Mas devo dizer que o Mário, depois que lhe respondi reiterando minha bronca com o pps, enviou outro e-mail com palavras generosas e até uma foto da família. E eu disse: Tá vendo Mário, é por isso que brigo pelas mensagens pessoais, os e-mails de próprio punho, é para não perdermos as... humanidades.
Ele entendeu, gente fina. É por leitores assim que o ofício da escrita ganha sentido. Não faz mal que concordem ou não com a gente. Mas expressar o que sentem quando nos leem é dar à palavra a amplitude de um código aberto, de uma mensagem aberta.
Só quando somos muito jovens e narcísicos, não suportamos as críticas, querendo que concordem com cada vírgula do que escrevemos. Quando comecei a fazer reportagens, ficava de olho em cada movimento do editor enquanto ele lia meu texto. Tive bons editores - os melhores da safra de 80 -, mas cada palavra suprimida era um tiro no peito, até que aprendi a relaxar e compreendi que, às vezes, um corte cai bem num texto.
Com os cortes dos leitores acontece a mesma coisa. Quando divulgamos ideias e nos dedicamos a temas aparentemente banais - mas nevrálgicos como os pps - podemos esperar todo tipo de reação. Porque trata-se de uma mania, um hábito, um prazer para muitas pessoas e um desprazer para outras. Então, viva a diferença! Nunca quis um mundo com ideias uniformes.
Refletindo sobre minha implicância com os pps, esta ojeriza por mensagens eletrônicas, percebi que existe um temor de que as tecnologias sufoquem as... humanidades. Que a expressão individual seja sufocada pelas mensagens em massa que um passa para o outro, às vezes eu disse às vezes - sem coração.

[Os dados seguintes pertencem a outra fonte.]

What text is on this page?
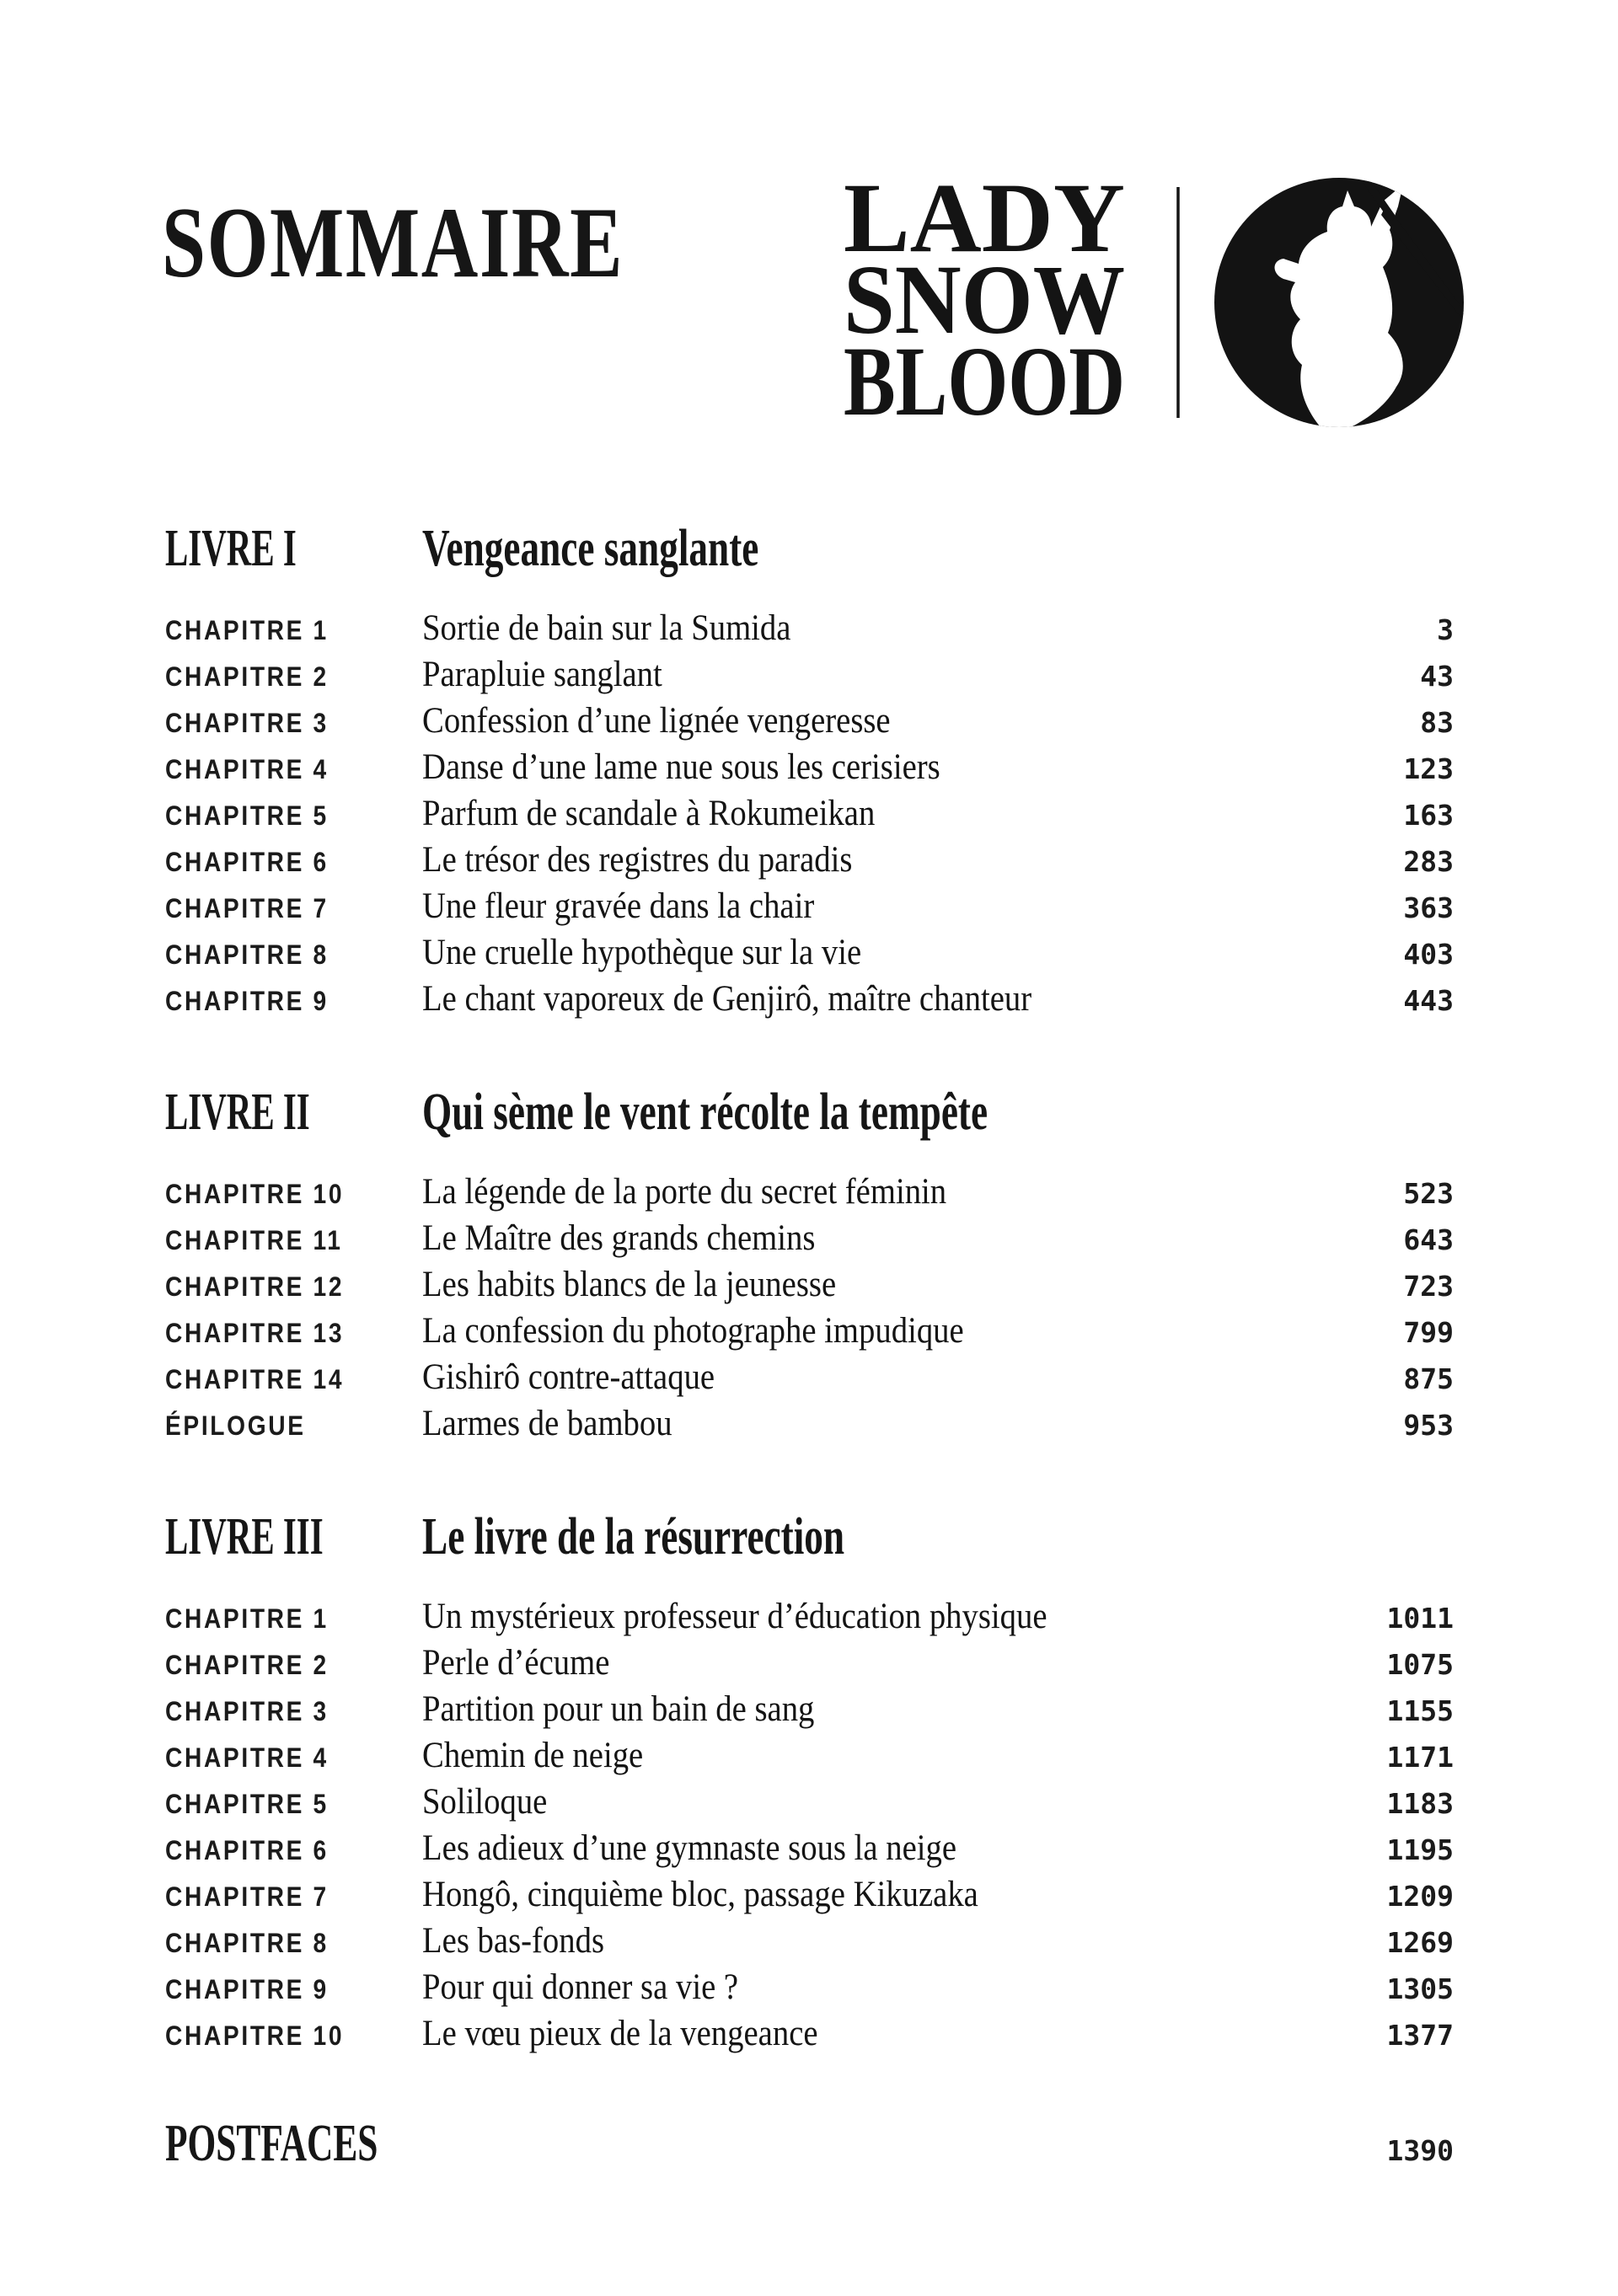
SOMMAIRE LADY
SNOW
BLOOD
LIVRE I	Vengeance sanglante
CHAPITRE 1	Sortie de bain sur la Sumida	3
CHAPITRE 2	Parapluie sanglant	43
CHAPITRE 3	Confession d’une lignée vengeresse	83
CHAPITRE 4	Danse d’une lame nue sous les cerisiers	123
CHAPITRE 5	Parfum de scandale à Rokumeikan	163
CHAPITRE 6	Le trésor des registres du paradis	283
CHAPITRE 7	Une fleur gravée dans la chair	363
CHAPITRE 8	Une cruelle hypothèque sur la vie	403
CHAPITRE 9	Le chant vaporeux de Genjirô, maître chanteur	443
LIVRE II	Qui sème le vent récolte la tempête
CHAPITRE 10	La légende de la porte du secret féminin	523
CHAPITRE 11	Le Maître des grands chemins	643
CHAPITRE 12	Les habits blancs de la jeunesse	723
CHAPITRE 13	La confession du photographe impudique	799
CHAPITRE 14	Gishirô contre-attaque	875
ÉPILOGUE	Larmes de bambou	953
LIVRE III	Le livre de la résurrection
CHAPITRE 1	Un mystérieux professeur d’éducation physique	1011
CHAPITRE 2	Perle d’écume	1075
CHAPITRE 3	Partition pour un bain de sang	1155
CHAPITRE 4	Chemin de neige	1171
CHAPITRE 5	Soliloque	1183
CHAPITRE 6	Les adieux d’une gymnaste sous la neige	1195
CHAPITRE 7	Hongô, cinquième bloc, passage Kikuzaka	1209
CHAPITRE 8	Les bas-fonds	1269
CHAPITRE 9	Pour qui donner sa vie ?	1305
CHAPITRE 10	Le vœu pieux de la vengeance	1377
POSTFACES	1390
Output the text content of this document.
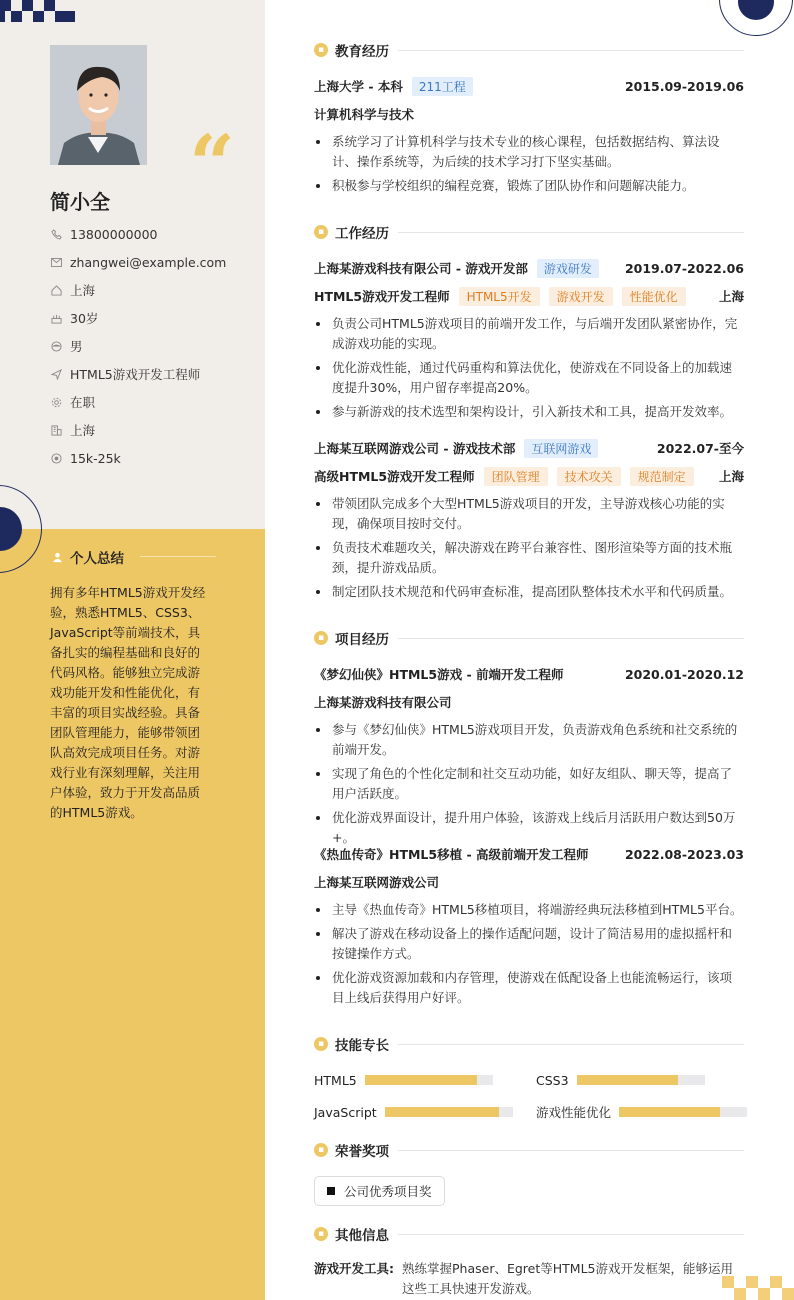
“
简小全
13800000000
zhangwei@example.com
上海
30岁
男
HTML5游戏开发工程师
在职
上海
15k-25k
个人总结
拥有多年HTML5游戏开发经验，熟悉HTML5、CSS3、JavaScript等前端技术，具备扎实的编程基础和良好的代码风格。能够独立完成游戏功能开发和性能优化，有丰富的项目实战经验。具备团队管理能力，能够带领团队高效完成项目任务。对游戏行业有深刻理解，关注用户体验，致力于开发高品质的HTML5游戏。
▪ 教育经历
上海大学 - 本科	211工程	2015.09-2019.06
计算机科学与技术
系统学习了计算机科学与技术专业的核心课程，包括数据结构、算法设计、操作系统等，为后续的技术学习打下坚实基础。
积极参与学校组织的编程竞赛，锻炼了团队协作和问题解决能力。
▪ 工作经历
上海某游戏科技有限公司 - 游戏开发部	游戏研发	2019.07-2022.06
HTML5游戏开发工程师	HTML5开发	游戏开发	性能优化	上海
负责公司HTML5游戏项目的前端开发工作，与后端开发团队紧密协作，完成游戏功能的实现。
优化游戏性能，通过代码重构和算法优化，使游戏在不同设备上的加载速度提升30%，用户留存率提高20%。
参与新游戏的技术选型和架构设计，引入新技术和工具，提高开发效率。
上海某互联网游戏公司 - 游戏技术部	互联网游戏	2022.07-至今
高级HTML5游戏开发工程师	团队管理	技术攻关	规范制定	上海
带领团队完成多个大型HTML5游戏项目的开发，主导游戏核心功能的实现，确保项目按时交付。
负责技术难题攻关，解决游戏在跨平台兼容性、图形渲染等方面的技术瓶颈，提升游戏品质。
制定团队技术规范和代码审查标准，提高团队整体技术水平和代码质量。
▪ 项目经历
《梦幻仙侠》HTML5游戏 - 前端开发工程师	2020.01-2020.12
上海某游戏科技有限公司
参与《梦幻仙侠》HTML5游戏项目开发，负责游戏角色系统和社交系统的前端开发。
实现了角色的个性化定制和社交互动功能，如好友组队、聊天等，提高了用户活跃度。
优化游戏界面设计，提升用户体验，该游戏上线后月活跃用户数达到50万+。
《热血传奇》HTML5移植 - 高级前端开发工程师	2022.08-2023.03
上海某互联网游戏公司
主导《热血传奇》HTML5移植项目，将端游经典玩法移植到HTML5平台。
解决了游戏在移动设备上的操作适配问题，设计了简洁易用的虚拟摇杆和按键操作方式。
优化游戏资源加载和内存管理，使游戏在低配设备上也能流畅运行，该项目上线后获得用户好评。
▪ 技能专长
HTML5	CSS3
JavaScript	游戏性能优化
▪ 荣誉奖项
公司优秀项目奖
▪ 其他信息
游戏开发工具: 熟练掌握Phaser、Egret等HTML5游戏开发框架，能够运用这些工具快速开发游戏。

Mas prezo a tecnologia, o pc é hoje a extensão do meu pensamento, assim como um dia foi a máquina de escrever. Mas, de vez em quando, ainda sinto a vontade nostálgica de enviar cartas manuscritas porque sinto imensa aflição de perdermos os envelopes, os selos, os cheiros da correspondência.
Para mim, o mundo bonito ainda é aquele impregnado de humanidades. Então, mantenho algumas utopias - acho que precisamos delas - e brigo pela expressão da particularidade humana em cada gesto, em cada texto, em cada movimento.
Sei que atrás de um pps, houve um criador que escolheu textos, cores, imagens, texturas. Mas não podemos apenas reproduzir emoções, devemos senti-las e dar a elas nosso próprio recorte.
Assim, hoje escrevo uma carta aos leitores. Agradecendo a bronca inicial do Mário e a generosidade que ele revelou na sequência, explicando seus pontos de vista, respeitando os meus e me enviando uma foto da família. Nos conhecemos como duas pessoas com pensamentos diferentes que se encontram na necessidade da expressão.
E agradeço imensamente ao Moacir, que me enviou um poema de Rimbaud sem glitter.